I used to love watching Tomorrows World and Raymond Baxter mentioning “it has a built in Micro Computer..” every time he opened up the gubins box to show these new fangled things.
If only the Japanese had retained exclusive rights to this chip. The world would have been a different place.
I read it would take 360.000 4004 CPUs to get the same performance of a regular desktop we use today.
We’ve come a long way.
Actually, it’s probably several order of magnitude higher than that. I’d roughly say 10^9 to 10^12 4004 units to reach the performance of current CPUs.
The things is that current CPUs do in hardware things that have to be emulated (i.e. slowly) on the 4004:
– The 4004 is 4 bits per instruction, x86-64 can work directly on 64 bits registers. Hence operations on normal 32 or 64 bits integers take several instructions on 4004 while only one on x86-64.
– The number of cycles needed to execute complex integer operation such as division and multiplication has been dramatically reduced on modern CPUs.
– The 4004 has no hardware support for floating point math. Compare that with the Core i7 Sandy Bridge that can execute an operation on 8 floats in one instruction via AVX.
If you throw into the mix things like GPU (CUDA/OpenCL), it’s just getting ridiculous.
Yet, it would only take of few years for the 4004 to do more computation than what civilization has ever done before the advent of electronic computer in the 1940’s.
That is certainly one way of looking at it to maximize the difference up to gazillions.
I prefer to compare the productivity of PCs built with useful processors even if one has orders more devices and clock speed than the other.
An early 68000 has around 46000 devices running near 8MHz while the 4004 has 2300 devices at 0.8MHz. The overall difference is 200 more power for the first nice CPU you could actually use to work on graphical documents with windows and mouse. The 486 would be similar.
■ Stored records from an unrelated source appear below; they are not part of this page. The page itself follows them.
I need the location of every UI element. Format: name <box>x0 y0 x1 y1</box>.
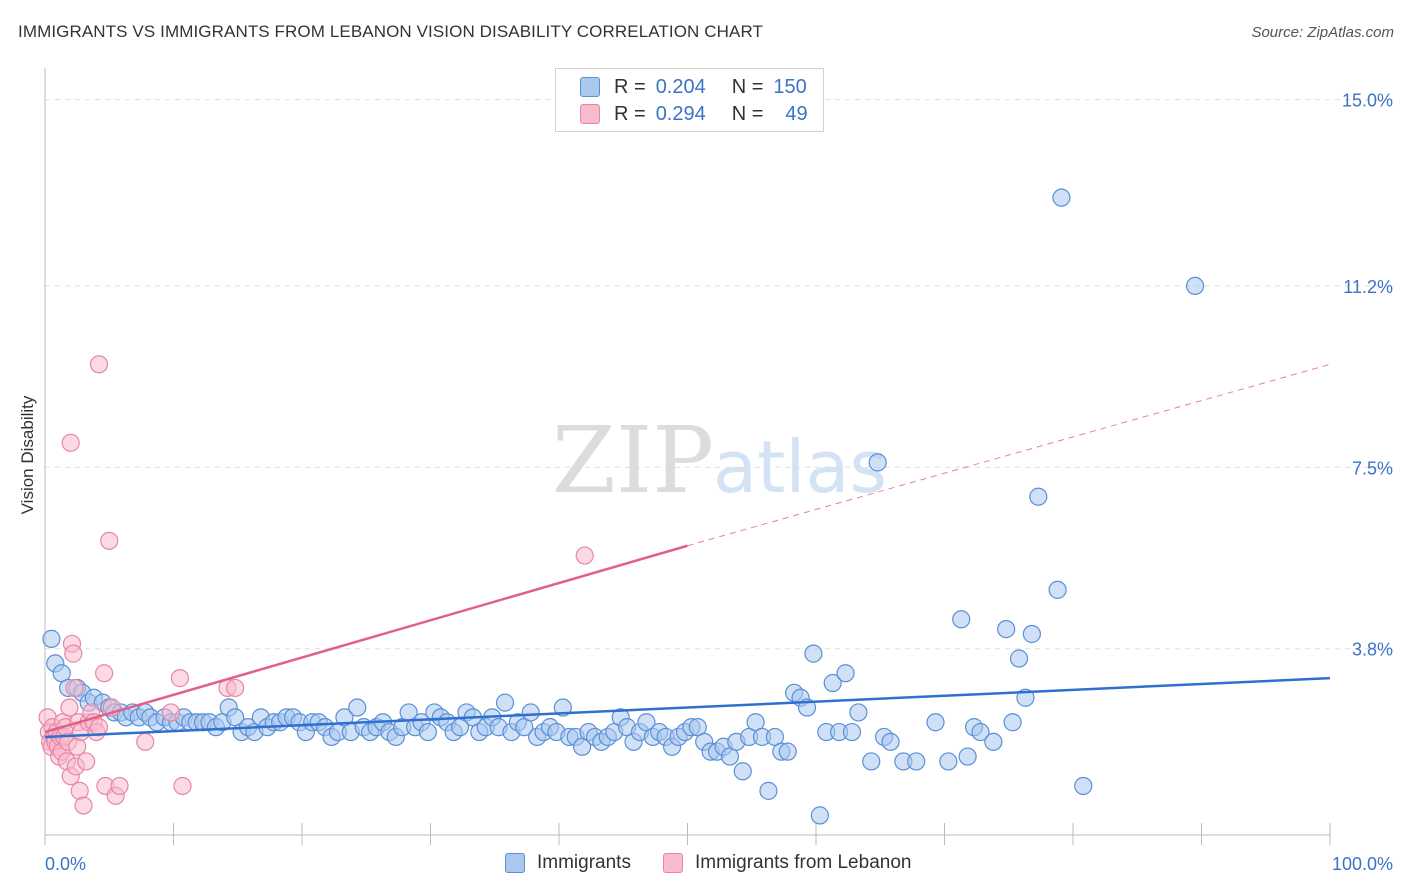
data-point-lebanon <box>60 698 79 717</box>
data-point-immigrants <box>849 703 868 722</box>
data-point-immigrants <box>952 610 971 629</box>
data-point-immigrants <box>495 693 515 712</box>
r-label: R = <box>614 75 646 98</box>
data-point-lebanon <box>575 546 594 565</box>
data-point-immigrants <box>958 747 977 766</box>
watermark-atlas: atlas <box>713 425 887 509</box>
chart-title: IMMIGRANTS VS IMMIGRANTS FROM LEBANON VI… <box>18 22 764 41</box>
data-point-lebanon <box>110 776 129 796</box>
data-point-immigrants <box>1185 276 1205 296</box>
data-point-immigrants <box>759 781 778 800</box>
data-point-immigrants <box>939 752 958 771</box>
watermark-zip: ZIP <box>552 407 714 514</box>
data-point-lebanon <box>74 796 93 815</box>
data-point-immigrants <box>778 742 797 761</box>
n-label: N = <box>731 102 764 125</box>
source-label: Source: ZipAtlas.com <box>1251 24 1394 41</box>
data-point-immigrants <box>823 673 842 693</box>
legend-row-lebanon: R = 0.294 N = 49 <box>580 102 808 126</box>
data-point-immigrants <box>1048 580 1067 599</box>
y-tick-label: 15.0% <box>1342 91 1393 111</box>
data-point-immigrants <box>881 732 900 751</box>
y-axis-label: Vision Disability <box>18 395 37 514</box>
x-tick-label: 100.0% <box>1332 854 1393 874</box>
data-point-immigrants <box>907 752 926 771</box>
data-point-immigrants <box>868 453 887 472</box>
data-point-lebanon <box>89 355 109 374</box>
data-point-lebanon <box>61 433 80 452</box>
data-point-immigrants <box>804 644 823 663</box>
legend-swatch-immigrants <box>580 77 600 97</box>
data-points <box>38 188 1205 825</box>
data-point-immigrants <box>810 806 829 825</box>
data-point-immigrants <box>418 722 438 742</box>
data-point-lebanon <box>64 644 83 663</box>
data-point-immigrants <box>1003 713 1022 732</box>
legend-swatch-immigrants <box>505 853 525 873</box>
legend-label-immigrants: Immigrants <box>537 852 631 873</box>
series-legend: Immigrants Immigrants from Lebanon <box>505 852 943 874</box>
data-point-lebanon <box>136 732 155 751</box>
data-point-immigrants <box>521 703 540 722</box>
data-point-immigrants <box>862 752 881 771</box>
legend-item-lebanon[interactable]: Immigrants from Lebanon <box>662 852 912 874</box>
data-point-lebanon <box>77 752 96 771</box>
data-point-immigrants <box>1009 649 1029 668</box>
r-label: R = <box>614 102 646 125</box>
data-point-immigrants <box>1029 487 1048 506</box>
y-tick-label: 11.2% <box>1343 277 1393 297</box>
grid-lines <box>45 99 1395 650</box>
data-point-immigrants <box>1074 776 1093 796</box>
r-value: 0.204 <box>655 75 706 98</box>
data-point-immigrants <box>733 762 752 781</box>
legend-item-immigrants[interactable]: Immigrants <box>505 852 631 874</box>
data-point-immigrants <box>842 722 862 742</box>
data-point-immigrants <box>971 722 990 742</box>
r-value: 0.294 <box>655 102 706 125</box>
legend-label-lebanon: Immigrants from Lebanon <box>694 852 912 873</box>
n-label: N = <box>731 75 764 98</box>
data-point-lebanon <box>161 703 181 722</box>
trend-lines <box>44 363 1331 739</box>
x-tick-label: 0.0% <box>45 854 86 874</box>
legend-row-immigrants: R = 0.204 N = 150 <box>580 75 807 99</box>
data-point-lebanon <box>95 664 114 683</box>
watermark: ZIP atlas <box>552 407 887 514</box>
y-tick-label: 7.5% <box>1352 458 1393 478</box>
legend-swatch-lebanon <box>662 853 683 873</box>
data-point-immigrants <box>997 619 1016 639</box>
data-point-immigrants <box>1022 624 1041 644</box>
data-point-immigrants <box>348 698 367 717</box>
data-point-immigrants <box>1052 188 1071 207</box>
data-point-immigrants <box>553 698 572 717</box>
correlation-legend: R = 0.204 N = 150 R = 0.294 N = 49 <box>555 68 824 132</box>
axes <box>44 68 1331 845</box>
y-tick-label: 3.8% <box>1352 640 1393 660</box>
n-value: 49 <box>785 102 808 125</box>
legend-swatch-lebanon <box>580 104 600 124</box>
n-value: 150 <box>773 75 807 98</box>
tick-labels: 3.8% 7.5% 11.2% 15.0% 0.0% 100.0% <box>45 91 1393 874</box>
data-point-immigrants <box>926 713 945 732</box>
data-point-lebanon <box>65 678 84 698</box>
data-point-lebanon <box>226 678 245 698</box>
data-point-lebanon <box>170 669 190 688</box>
trend-line-immigrants <box>44 676 1331 739</box>
data-point-lebanon <box>100 531 119 550</box>
data-point-lebanon <box>173 776 192 796</box>
trend-line-lebanon-extension <box>687 363 1331 547</box>
data-point-immigrants <box>42 629 61 648</box>
trend-line-lebanon <box>44 544 688 734</box>
data-point-immigrants <box>836 664 855 683</box>
data-point-immigrants <box>984 732 1003 751</box>
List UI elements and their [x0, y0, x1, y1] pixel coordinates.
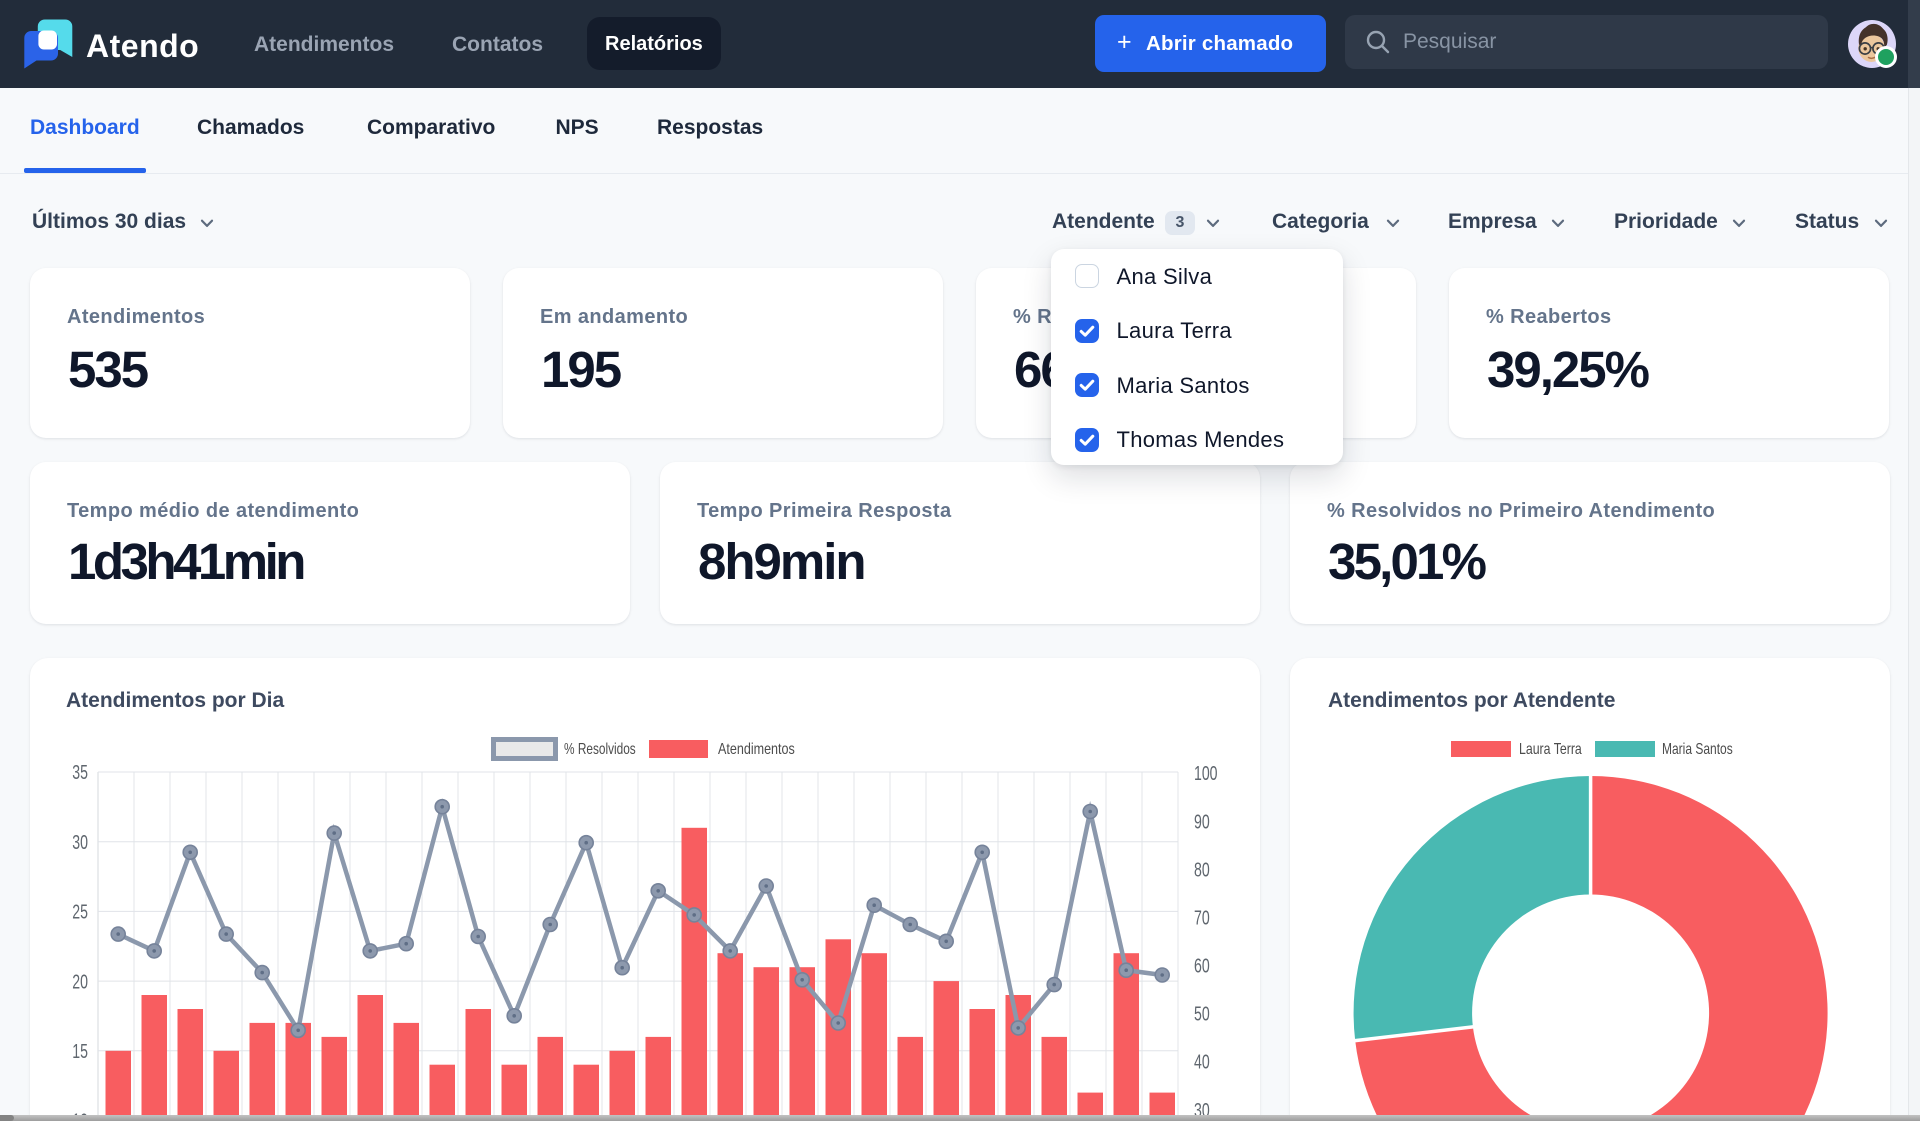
svg-text:80: 80: [1194, 859, 1210, 881]
svg-text:50: 50: [1194, 1004, 1210, 1026]
svg-text:20: 20: [72, 971, 88, 993]
svg-text:70: 70: [1194, 908, 1210, 930]
svg-text:40: 40: [1194, 1052, 1210, 1074]
svg-text:60: 60: [1194, 956, 1210, 978]
svg-text:30: 30: [72, 832, 88, 854]
svg-text:100: 100: [1194, 763, 1218, 785]
svg-text:15: 15: [72, 1041, 88, 1063]
svg-text:35: 35: [72, 762, 88, 784]
svg-text:90: 90: [1194, 811, 1210, 833]
svg-text:25: 25: [72, 902, 88, 924]
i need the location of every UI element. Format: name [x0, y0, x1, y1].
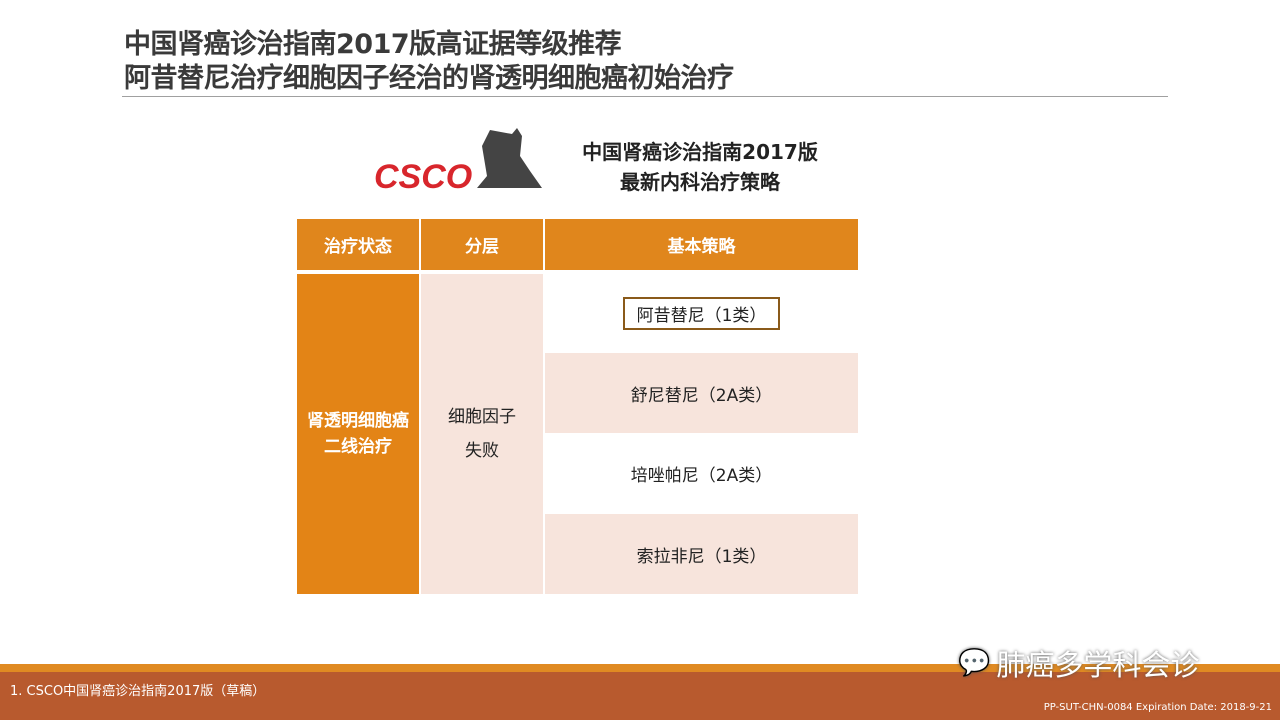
- strategy-row: 培唑帕尼（2A类）: [630, 466, 773, 486]
- subtitle-line-1: 中国肾癌诊治指南2017版: [582, 140, 818, 164]
- watermark: 💬 肺癌多学科会诊: [958, 642, 1199, 684]
- strategy-highlighted: 阿昔替尼（1类）: [622, 297, 781, 330]
- csco-logo: CSCO: [374, 128, 542, 192]
- footer-accent: [0, 664, 1280, 672]
- watermark-text: 肺癌多学科会诊: [996, 648, 1200, 682]
- footer-reference: 1. CSCO中国肾癌诊治指南2017版（草稿）: [10, 684, 266, 699]
- header-status: 治疗状态: [297, 219, 419, 270]
- cell-layer: 细胞因子失败: [421, 274, 543, 594]
- footer-code: PP-SUT-CHN-0084 Expiration Date: 2018-9-…: [1043, 702, 1272, 713]
- svg-text:CSCO: CSCO: [374, 158, 472, 192]
- cell-status: 肾透明细胞癌二线治疗: [297, 274, 419, 594]
- header-layer: 分层: [421, 219, 543, 270]
- footer-bar: [0, 672, 1280, 720]
- strategy-row: 舒尼替尼（2A类）: [545, 353, 858, 433]
- wechat-icon: 💬: [958, 648, 991, 678]
- title-divider: [122, 96, 1168, 97]
- title-line-1: 中国肾癌诊治指南2017版高证据等级推荐: [124, 29, 622, 60]
- subtitle-line-2: 最新内科治疗策略: [620, 170, 780, 194]
- strategy-row: 索拉非尼（1类）: [545, 514, 858, 594]
- header-strategy: 基本策略: [545, 219, 858, 270]
- title-line-2: 阿昔替尼治疗细胞因子经治的肾透明细胞癌初始治疗: [124, 63, 734, 94]
- strategy-row: 阿昔替尼（1类）: [545, 274, 858, 353]
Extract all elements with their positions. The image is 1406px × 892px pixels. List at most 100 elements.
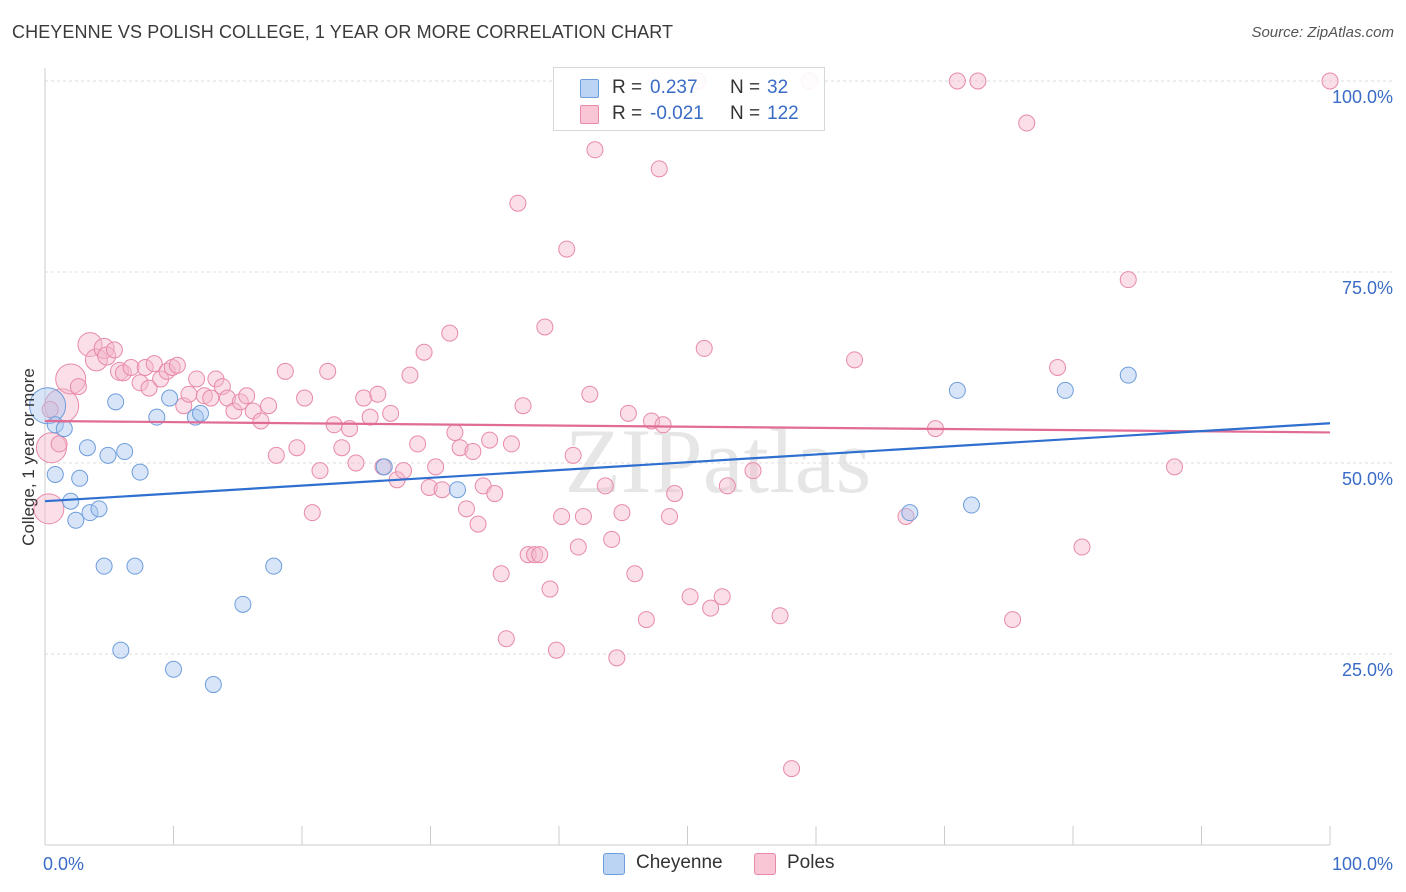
cheyenne-point <box>375 458 393 476</box>
poles-point <box>1004 611 1022 629</box>
poles-point <box>744 462 762 480</box>
cheyenne-trend-line <box>44 422 1331 503</box>
poles-point <box>481 431 499 449</box>
poles-point <box>569 538 587 556</box>
cheyenne-point <box>165 660 182 678</box>
poles-point <box>637 611 655 629</box>
poles-point <box>457 500 475 518</box>
poles-swatch <box>580 105 599 124</box>
poles-point <box>502 435 520 453</box>
poles-point <box>702 599 720 617</box>
poles-point <box>497 630 515 648</box>
cheyenne-point <box>265 557 283 575</box>
y-axis-label: College, 1 year or more <box>19 368 38 546</box>
legend-r-label: R = <box>612 103 643 124</box>
poles-point <box>333 439 351 457</box>
poles-point <box>355 389 373 407</box>
poles-point <box>276 362 294 380</box>
poles-point <box>415 343 433 361</box>
legend-row-poles: R = -0.021 N = 122 <box>554 101 824 127</box>
poles-point <box>846 351 864 369</box>
legend-label-poles: Poles <box>787 852 835 873</box>
cheyenne-point <box>191 404 209 422</box>
poles-point <box>661 507 679 525</box>
cheyenne-point <box>71 469 89 487</box>
cheyenne-point <box>901 504 919 522</box>
poles-point <box>288 439 306 457</box>
poles-point <box>492 565 510 583</box>
poles-point <box>603 530 621 548</box>
poles-point <box>231 393 249 411</box>
poles-point <box>1166 458 1184 476</box>
cheyenne-point <box>126 557 144 575</box>
cheyenne-point <box>948 381 966 399</box>
poles-point <box>41 401 59 419</box>
legend-n-value: 32 <box>767 77 789 98</box>
source-label: Source: ZipAtlas.com <box>1251 24 1394 41</box>
poles-point <box>519 546 537 564</box>
legend-row-cheyenne: R = 0.237 N = 32 <box>554 75 824 101</box>
poles-point <box>361 408 379 426</box>
poles-point <box>514 397 532 415</box>
poles-point <box>626 565 644 583</box>
y-tick-label: 25.0% <box>1342 660 1393 680</box>
cheyenne-point <box>95 557 113 575</box>
cheyenne-point <box>234 595 252 613</box>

A modern x86 may have 10,000 as many devices and 400 times the clock speed, which means a PC today has maybe 4 million times the theoretical performance of the 68K Mac.
Some how the quad core I am using today does not feel like it has 4M times more performance or responsiveness than my first Mac. Maybe it feels 100 time faster but it still has too many odd latencies. It does have 20 times the screen estate and full color so it needs at least a 1000 times the power for software based graphics but then again the graphics is done by nVidia/ATI so what the heck is the CPU doing, its mostly idle as was the 68K.
For me the usefulness of a processor seems to follow more the log of the devices x clock speed.
So 4Mx200 is close enough to the 1 Billion suggested. Of course these arguments don’t really make much sense, like comparing an amoeba to higher life forms.
I am luck enough, I used one of those chips. Soon later, moved to the Z80, 8080, 6809, 8086, and then microcontrollers such 8051 and AVRs.
Time goes by very fast, technology advanced fast as well. I barely was able to follow the speed of it, and actually totally lost the whole overview of what is happening.
Happy Birthday Mr. Forty O’Four.
I can not even guess what we will have in the next 40 years, in 2051.
Wagner
I may have to dig in my old parts bin. I may have one or more of those laying around.